Olhei para minha mãe, que se espantou por me ver ali, fechando a boca duas vezes enquanto me olhava.
__ Ela está bem. Alane, minha filha, graças a Deus. – Correu para me abraçar como se meu retorno fosse um milagre.
__ Calma mãe, eu estou bem, calma. – Eu tentava me livrar das suas mãos que mais me apertavam. Ela queria ter certeza que eu estava ali?
__ Onde você estava menina? Onde passou esta noite?
__ Eu estou bem, mas quero tomar um banho e me deitar um pouco. Depois conto o que aconteceu.
Minha mãe me olhou com uma expressão, misto de alívio e curiosidade.
__ Negativo. Senhorita Alane, eu sou sua mãe e exijo uma explicação. - Sorri em resposta, e ela relaxou.

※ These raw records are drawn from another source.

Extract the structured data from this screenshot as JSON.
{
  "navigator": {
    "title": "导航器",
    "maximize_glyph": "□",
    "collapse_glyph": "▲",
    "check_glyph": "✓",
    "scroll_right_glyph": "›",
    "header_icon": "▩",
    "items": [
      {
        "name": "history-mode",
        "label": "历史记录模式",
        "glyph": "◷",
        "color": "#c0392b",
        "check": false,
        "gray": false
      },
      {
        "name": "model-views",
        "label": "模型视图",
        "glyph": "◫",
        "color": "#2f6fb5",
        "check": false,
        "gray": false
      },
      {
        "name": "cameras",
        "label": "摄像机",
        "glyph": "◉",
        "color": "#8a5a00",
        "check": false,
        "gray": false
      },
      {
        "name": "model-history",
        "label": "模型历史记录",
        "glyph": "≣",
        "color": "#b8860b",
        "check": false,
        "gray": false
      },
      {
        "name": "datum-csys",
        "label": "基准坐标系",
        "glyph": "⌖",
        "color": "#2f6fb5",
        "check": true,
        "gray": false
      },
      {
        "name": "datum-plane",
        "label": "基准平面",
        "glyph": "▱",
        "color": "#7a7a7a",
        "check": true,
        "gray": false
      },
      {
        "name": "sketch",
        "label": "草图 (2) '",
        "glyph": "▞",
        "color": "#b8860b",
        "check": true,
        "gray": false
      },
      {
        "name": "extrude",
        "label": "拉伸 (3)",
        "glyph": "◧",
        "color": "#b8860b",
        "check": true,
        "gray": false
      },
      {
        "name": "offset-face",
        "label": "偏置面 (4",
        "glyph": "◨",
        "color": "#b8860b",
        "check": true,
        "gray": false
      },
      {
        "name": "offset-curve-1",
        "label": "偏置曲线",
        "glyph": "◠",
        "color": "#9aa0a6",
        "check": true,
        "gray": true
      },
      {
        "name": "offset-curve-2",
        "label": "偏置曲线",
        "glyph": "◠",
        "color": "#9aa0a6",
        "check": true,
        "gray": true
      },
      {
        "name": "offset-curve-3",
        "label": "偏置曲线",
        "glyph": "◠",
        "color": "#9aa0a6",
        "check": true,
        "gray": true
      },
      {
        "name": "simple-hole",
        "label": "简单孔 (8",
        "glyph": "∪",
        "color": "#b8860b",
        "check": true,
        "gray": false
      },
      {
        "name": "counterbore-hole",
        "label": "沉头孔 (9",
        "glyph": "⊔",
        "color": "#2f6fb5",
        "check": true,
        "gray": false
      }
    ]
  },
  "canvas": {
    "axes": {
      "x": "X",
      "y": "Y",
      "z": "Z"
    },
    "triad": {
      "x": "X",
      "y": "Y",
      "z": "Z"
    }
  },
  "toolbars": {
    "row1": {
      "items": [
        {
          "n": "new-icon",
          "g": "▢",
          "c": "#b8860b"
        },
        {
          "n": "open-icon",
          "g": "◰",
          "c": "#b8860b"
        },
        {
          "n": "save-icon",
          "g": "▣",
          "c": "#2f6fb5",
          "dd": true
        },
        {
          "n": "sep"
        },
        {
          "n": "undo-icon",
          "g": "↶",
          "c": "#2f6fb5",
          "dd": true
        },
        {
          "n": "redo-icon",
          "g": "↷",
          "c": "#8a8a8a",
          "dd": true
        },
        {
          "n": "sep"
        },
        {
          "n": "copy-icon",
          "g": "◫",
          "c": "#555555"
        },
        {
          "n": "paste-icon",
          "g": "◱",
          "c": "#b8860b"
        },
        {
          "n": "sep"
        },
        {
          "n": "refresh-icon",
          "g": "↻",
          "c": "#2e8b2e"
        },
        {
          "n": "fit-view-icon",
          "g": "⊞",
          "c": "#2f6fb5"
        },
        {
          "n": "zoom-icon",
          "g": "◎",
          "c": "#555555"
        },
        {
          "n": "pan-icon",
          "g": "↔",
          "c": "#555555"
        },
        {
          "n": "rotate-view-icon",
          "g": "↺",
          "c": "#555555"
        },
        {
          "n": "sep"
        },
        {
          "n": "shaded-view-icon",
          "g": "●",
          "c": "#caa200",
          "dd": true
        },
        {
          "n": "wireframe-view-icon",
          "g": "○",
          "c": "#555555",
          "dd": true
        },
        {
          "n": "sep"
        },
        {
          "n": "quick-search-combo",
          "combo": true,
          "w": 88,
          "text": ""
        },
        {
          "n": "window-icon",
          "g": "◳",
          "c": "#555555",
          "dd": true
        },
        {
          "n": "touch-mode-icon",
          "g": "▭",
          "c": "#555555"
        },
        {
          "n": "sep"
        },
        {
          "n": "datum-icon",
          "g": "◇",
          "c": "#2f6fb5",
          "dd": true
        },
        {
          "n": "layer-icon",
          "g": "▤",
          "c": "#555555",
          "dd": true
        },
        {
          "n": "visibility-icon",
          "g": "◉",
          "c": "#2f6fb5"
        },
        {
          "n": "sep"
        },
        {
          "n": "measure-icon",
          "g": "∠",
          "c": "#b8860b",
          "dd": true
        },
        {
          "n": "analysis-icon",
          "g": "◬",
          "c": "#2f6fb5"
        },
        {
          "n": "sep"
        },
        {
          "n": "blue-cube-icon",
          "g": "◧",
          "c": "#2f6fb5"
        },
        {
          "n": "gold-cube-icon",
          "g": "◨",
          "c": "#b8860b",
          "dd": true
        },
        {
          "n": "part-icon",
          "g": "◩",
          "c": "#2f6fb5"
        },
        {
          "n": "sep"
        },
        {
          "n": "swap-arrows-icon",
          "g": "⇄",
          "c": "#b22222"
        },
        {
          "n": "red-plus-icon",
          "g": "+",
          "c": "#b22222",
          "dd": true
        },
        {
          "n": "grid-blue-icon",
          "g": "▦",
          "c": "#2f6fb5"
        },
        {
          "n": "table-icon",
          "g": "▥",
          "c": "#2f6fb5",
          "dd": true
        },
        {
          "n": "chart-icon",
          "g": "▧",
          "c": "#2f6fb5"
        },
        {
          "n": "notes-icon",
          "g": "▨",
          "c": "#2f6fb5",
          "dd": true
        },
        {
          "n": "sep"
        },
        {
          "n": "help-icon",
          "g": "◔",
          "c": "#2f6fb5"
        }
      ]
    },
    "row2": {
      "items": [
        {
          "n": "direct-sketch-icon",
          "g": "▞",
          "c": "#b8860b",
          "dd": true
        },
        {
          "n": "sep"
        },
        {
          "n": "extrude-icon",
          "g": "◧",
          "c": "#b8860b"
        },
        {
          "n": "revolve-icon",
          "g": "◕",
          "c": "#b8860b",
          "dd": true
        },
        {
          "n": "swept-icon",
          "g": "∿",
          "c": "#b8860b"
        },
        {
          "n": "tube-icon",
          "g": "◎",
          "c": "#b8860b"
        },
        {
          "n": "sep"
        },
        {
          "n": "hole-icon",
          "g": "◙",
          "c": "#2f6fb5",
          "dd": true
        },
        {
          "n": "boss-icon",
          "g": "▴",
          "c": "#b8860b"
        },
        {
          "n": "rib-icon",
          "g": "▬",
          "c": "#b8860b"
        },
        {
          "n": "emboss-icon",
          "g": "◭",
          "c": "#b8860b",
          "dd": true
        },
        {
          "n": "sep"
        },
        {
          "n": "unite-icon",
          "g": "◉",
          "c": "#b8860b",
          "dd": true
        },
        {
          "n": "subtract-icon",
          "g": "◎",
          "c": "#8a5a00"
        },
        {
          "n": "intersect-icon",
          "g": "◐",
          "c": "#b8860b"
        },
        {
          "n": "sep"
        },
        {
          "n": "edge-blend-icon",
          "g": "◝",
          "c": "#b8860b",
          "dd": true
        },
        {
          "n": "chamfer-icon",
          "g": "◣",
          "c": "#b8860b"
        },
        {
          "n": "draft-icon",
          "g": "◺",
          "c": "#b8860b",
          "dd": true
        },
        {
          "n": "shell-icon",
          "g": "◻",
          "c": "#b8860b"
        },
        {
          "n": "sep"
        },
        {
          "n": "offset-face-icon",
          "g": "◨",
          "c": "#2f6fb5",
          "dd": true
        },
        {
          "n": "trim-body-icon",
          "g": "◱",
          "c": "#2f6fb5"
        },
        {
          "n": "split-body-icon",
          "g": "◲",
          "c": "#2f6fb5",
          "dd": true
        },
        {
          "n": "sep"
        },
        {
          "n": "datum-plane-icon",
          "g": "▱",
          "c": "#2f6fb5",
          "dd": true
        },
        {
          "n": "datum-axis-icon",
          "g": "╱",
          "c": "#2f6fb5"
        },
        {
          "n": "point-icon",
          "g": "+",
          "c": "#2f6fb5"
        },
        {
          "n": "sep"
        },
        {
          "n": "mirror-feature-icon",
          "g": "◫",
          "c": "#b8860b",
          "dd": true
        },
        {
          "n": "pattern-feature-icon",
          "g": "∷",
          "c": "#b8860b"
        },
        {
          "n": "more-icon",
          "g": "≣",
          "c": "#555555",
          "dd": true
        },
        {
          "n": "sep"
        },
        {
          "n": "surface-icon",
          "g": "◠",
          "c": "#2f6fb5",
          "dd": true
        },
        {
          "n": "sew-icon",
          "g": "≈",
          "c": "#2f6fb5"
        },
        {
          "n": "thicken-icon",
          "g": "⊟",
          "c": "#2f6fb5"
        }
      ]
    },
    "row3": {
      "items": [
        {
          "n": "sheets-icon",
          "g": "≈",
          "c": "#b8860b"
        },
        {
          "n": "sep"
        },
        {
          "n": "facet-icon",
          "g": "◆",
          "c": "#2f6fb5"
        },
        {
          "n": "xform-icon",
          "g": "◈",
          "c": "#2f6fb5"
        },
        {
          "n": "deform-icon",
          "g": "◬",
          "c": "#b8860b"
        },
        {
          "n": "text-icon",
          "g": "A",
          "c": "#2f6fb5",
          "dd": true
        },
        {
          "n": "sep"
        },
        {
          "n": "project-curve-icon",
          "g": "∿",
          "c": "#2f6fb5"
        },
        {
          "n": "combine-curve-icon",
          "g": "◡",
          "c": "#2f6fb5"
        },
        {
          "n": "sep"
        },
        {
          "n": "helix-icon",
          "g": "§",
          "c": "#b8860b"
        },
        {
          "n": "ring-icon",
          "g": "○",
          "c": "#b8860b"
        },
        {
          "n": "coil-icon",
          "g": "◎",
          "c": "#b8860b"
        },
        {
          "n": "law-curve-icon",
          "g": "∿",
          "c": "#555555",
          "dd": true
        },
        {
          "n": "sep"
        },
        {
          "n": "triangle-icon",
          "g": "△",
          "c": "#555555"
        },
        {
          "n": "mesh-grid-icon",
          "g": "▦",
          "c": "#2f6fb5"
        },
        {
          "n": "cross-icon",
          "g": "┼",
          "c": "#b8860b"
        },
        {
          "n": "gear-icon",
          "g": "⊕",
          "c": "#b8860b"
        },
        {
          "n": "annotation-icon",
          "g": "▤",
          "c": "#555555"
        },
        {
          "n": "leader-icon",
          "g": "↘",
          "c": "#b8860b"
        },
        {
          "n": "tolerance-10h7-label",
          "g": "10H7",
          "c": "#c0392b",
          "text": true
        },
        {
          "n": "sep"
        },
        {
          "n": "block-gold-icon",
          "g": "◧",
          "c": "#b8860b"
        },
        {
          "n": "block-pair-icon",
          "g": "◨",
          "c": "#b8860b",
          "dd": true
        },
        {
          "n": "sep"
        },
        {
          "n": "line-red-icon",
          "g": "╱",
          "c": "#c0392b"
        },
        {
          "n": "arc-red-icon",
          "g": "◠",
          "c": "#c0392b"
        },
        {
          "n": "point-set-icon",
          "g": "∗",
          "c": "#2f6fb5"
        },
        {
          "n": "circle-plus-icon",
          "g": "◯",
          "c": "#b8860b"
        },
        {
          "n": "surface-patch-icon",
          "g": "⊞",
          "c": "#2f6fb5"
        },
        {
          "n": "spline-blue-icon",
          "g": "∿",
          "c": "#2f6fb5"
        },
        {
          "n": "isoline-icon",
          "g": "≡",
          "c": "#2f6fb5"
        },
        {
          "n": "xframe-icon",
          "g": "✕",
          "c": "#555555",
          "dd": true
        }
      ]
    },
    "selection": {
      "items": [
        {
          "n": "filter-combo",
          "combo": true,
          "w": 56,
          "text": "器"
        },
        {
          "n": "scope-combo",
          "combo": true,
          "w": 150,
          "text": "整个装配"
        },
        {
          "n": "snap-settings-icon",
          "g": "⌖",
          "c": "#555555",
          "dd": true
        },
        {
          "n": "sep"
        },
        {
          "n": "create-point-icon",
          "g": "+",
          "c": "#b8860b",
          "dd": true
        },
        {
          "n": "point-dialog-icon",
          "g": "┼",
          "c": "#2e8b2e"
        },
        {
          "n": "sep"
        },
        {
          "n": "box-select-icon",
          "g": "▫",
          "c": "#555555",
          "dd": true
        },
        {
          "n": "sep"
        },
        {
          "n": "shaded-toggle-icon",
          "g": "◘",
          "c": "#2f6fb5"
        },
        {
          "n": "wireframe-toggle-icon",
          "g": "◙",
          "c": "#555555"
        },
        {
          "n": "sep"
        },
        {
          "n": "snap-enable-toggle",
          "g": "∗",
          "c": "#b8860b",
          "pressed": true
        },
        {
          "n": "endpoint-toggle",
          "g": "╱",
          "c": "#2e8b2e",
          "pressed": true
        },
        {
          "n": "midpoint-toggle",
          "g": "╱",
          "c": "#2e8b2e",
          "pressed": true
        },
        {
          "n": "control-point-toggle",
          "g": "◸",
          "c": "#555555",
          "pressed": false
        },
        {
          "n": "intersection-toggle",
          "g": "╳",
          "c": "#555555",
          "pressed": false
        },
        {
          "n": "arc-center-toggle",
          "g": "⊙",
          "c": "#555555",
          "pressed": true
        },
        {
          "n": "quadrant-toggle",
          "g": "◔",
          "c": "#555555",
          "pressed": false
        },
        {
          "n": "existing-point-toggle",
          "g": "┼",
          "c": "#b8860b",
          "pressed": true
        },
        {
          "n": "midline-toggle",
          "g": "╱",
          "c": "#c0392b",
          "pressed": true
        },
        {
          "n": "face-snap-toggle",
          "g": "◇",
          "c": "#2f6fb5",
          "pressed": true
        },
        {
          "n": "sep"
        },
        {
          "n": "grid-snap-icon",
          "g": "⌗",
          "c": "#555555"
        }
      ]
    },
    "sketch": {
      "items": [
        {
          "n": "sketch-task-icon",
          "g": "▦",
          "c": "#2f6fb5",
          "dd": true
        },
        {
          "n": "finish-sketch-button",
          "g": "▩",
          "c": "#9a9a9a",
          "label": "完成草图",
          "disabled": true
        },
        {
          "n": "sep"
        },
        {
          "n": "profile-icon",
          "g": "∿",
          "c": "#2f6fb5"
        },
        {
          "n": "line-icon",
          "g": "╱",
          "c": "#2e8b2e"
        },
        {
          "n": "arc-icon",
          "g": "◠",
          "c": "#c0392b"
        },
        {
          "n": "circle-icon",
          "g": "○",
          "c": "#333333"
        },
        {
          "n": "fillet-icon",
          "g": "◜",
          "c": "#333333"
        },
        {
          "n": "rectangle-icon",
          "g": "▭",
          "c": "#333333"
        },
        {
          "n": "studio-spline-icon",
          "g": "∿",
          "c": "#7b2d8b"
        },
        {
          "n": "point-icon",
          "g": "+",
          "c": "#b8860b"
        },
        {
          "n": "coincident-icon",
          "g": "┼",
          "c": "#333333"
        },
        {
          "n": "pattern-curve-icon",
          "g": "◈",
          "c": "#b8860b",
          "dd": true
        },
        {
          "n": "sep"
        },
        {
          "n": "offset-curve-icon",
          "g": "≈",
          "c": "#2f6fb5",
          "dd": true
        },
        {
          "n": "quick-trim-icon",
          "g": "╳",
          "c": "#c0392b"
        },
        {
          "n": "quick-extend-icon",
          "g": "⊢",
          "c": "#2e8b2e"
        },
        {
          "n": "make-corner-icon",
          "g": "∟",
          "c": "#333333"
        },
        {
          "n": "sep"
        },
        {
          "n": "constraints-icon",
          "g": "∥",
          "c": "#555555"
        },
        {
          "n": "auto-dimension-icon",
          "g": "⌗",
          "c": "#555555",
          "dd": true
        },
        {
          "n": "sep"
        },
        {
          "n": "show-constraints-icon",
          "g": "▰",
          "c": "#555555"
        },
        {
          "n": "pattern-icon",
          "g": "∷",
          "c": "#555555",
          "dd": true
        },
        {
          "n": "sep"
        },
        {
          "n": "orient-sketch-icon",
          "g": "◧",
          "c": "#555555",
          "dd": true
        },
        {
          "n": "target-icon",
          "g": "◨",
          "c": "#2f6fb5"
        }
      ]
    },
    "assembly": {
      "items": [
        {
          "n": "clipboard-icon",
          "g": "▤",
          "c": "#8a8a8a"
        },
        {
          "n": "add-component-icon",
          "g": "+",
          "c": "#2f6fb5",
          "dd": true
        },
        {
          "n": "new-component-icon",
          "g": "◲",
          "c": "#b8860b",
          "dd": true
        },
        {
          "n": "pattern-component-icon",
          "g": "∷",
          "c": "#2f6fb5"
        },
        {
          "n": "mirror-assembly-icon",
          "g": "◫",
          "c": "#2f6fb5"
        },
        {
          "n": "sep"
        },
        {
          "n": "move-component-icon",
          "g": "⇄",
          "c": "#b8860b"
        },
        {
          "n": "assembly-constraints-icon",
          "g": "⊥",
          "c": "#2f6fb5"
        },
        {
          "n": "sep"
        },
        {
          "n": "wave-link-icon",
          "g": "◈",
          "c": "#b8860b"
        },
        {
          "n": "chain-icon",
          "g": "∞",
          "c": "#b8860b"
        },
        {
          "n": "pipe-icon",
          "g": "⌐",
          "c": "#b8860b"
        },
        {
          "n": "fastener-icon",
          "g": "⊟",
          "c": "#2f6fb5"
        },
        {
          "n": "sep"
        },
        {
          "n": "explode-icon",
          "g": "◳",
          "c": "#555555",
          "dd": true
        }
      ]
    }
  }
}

Esta era minha mãe. Sua preocupação já me era companhia sempre.
Em seguida vi meu pai agradecendo e dispensando cada um dos vizinhos. Em pouco tempo havia somente meus pais e eu naquela sala.
Eles me fitaram e não me deixaram ir para o quarto enquanto não respondi cada pergunta. Não tive sossego enquanto não dei explicações plausíveis para os dois.
Meus pais queriam agradecer ao tal homem que me ajudou, mas disse que ele não era de falar nada. Não que fosse mudo, mas era totalmente antissocial.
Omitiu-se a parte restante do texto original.